I think this is life’s little practical joke in a way since I had decided that my next, and last, travel assignment would be somewhere really cool. Instead, I find myself in an unfurnished apartment, sleeping on a camping mat with a blow-up raft as my living room couch (it does have a headrest and cup holder though). The manager spoke to me like I was not a “usual renter” and assured me that they would work really hard to get that smell out of my bathroom. He also added that they would be getting new trash dumpsters real soon, “nice shiny ones….we are making improvements!”
Although my first night on the floor was plagued with fears of cockroaches running over me, I’ve settled into this idea of “extended camping” and consider it my chance of having a toddler’s-eye view on the world (or at least my apartment) for a while. I’ve also adopted a “pet plant” that I picked up for $3 at Wal-mart and possessively carry between rooms. Somehow it makes me believe that wherever IT is, the air is clean. Wherever IT is, I am camping in nature rather than in a dumpy apartment.
In Joplin, I discovered an underlying goal of finding relaxation, health, and exploration through reading. Here, my goals are strictly shallow: I WANT MONEY! Unfortunately, as I don’t have a license to work in this state yet, I’m spending rather than banking. I’ve even had disturbingly alluring daydreams of getting a job at the nearby Chocktaw Casino where I spy on gamblers while I work and by the end of the summer throw down my own cards to the reward of tens of thousands of dollars. OR, I imagine sitting here on the floor of this apartment with my pet plant inventing things that I can publish and sell.
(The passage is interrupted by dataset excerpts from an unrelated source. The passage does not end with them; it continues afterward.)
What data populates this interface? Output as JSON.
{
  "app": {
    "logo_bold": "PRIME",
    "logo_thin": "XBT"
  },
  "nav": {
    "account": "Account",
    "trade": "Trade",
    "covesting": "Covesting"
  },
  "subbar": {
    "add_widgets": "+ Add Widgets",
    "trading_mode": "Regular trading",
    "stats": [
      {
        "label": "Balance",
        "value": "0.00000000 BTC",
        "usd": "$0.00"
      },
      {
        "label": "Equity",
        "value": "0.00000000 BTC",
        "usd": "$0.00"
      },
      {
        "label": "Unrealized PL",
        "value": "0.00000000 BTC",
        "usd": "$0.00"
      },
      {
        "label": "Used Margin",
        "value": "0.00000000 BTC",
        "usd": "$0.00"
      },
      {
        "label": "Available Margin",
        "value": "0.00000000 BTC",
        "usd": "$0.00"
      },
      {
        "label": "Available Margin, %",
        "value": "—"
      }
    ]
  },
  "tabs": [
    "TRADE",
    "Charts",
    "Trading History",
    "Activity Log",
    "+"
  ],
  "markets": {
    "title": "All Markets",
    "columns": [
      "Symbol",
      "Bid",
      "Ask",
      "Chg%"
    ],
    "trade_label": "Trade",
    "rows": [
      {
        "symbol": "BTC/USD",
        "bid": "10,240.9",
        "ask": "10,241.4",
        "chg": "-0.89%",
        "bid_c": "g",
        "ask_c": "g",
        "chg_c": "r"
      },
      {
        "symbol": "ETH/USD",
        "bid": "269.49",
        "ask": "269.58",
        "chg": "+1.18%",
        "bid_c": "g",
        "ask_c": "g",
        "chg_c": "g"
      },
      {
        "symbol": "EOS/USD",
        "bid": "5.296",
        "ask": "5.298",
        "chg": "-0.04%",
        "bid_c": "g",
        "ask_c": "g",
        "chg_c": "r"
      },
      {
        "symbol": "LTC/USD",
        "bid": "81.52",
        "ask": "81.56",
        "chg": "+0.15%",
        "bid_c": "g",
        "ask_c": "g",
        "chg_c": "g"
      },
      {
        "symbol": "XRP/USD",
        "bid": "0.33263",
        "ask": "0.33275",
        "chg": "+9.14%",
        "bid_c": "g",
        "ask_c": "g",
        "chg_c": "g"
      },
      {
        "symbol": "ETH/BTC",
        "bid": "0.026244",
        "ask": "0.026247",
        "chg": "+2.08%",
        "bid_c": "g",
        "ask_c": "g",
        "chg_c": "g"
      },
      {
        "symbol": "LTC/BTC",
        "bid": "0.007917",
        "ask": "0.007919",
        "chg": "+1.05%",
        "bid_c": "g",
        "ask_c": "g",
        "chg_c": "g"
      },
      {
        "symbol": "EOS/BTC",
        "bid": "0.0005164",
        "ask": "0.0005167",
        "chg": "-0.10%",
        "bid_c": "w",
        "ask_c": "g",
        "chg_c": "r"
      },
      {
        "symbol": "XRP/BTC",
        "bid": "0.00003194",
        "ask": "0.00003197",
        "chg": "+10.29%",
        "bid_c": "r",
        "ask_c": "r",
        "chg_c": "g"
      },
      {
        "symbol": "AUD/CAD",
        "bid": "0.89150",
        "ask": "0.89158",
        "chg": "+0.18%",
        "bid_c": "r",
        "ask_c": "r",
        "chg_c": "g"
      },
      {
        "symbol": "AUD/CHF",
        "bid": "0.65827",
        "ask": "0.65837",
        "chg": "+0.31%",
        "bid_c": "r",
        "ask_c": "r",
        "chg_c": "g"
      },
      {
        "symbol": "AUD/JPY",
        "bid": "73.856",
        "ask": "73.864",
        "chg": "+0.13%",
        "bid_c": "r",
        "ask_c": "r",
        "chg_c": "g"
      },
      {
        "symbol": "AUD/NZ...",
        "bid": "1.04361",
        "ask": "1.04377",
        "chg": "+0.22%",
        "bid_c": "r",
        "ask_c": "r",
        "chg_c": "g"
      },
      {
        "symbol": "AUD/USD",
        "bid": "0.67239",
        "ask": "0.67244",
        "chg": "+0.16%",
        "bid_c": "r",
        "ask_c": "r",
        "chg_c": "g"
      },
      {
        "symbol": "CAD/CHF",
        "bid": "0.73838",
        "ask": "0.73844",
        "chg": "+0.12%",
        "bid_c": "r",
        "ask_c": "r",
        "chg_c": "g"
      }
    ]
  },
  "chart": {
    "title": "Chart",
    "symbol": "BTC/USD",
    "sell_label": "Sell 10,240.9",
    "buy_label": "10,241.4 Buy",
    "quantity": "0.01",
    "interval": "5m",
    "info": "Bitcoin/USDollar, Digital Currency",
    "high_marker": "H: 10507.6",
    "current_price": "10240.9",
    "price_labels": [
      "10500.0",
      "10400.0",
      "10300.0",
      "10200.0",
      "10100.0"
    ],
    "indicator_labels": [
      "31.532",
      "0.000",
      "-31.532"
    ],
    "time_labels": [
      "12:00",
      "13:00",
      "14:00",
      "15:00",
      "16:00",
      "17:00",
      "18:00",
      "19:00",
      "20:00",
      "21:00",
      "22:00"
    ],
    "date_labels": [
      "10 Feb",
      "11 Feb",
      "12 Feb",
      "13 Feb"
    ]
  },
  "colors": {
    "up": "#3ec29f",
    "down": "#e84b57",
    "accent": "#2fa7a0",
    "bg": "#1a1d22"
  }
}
I think I should just pray for the license.
I have to either giggle, or cry, when I realize that I am now 35 years old. Living in an apartment with faulty plumbing, using crates for a desk, crossing my fingers that I will have money coming in soon to pay my mortgage. For the house I’ve never seen. And can’t get rid of. But, The Power of Now , my awareness of now, both tell me the same thing: RIGHT NOW, I AM COMPLETELY OK. Better than that. I am good. The air outside is a bear hug of heat, but I am cool and comfortable. I don’t know a single person in this strange little town, but I have friends that call me and make me laugh. I don’t know when I’ll be getting my next paycheck, but I have money in my wallet to buy a coffee in the morning and a pantry full of Trader Joe’s snacks from my dad. AND, not a single cockroach has jeered at me from those cracks under the wall.
Ft. Smith—you get 8 weeks and my undivided attention and sense of humor.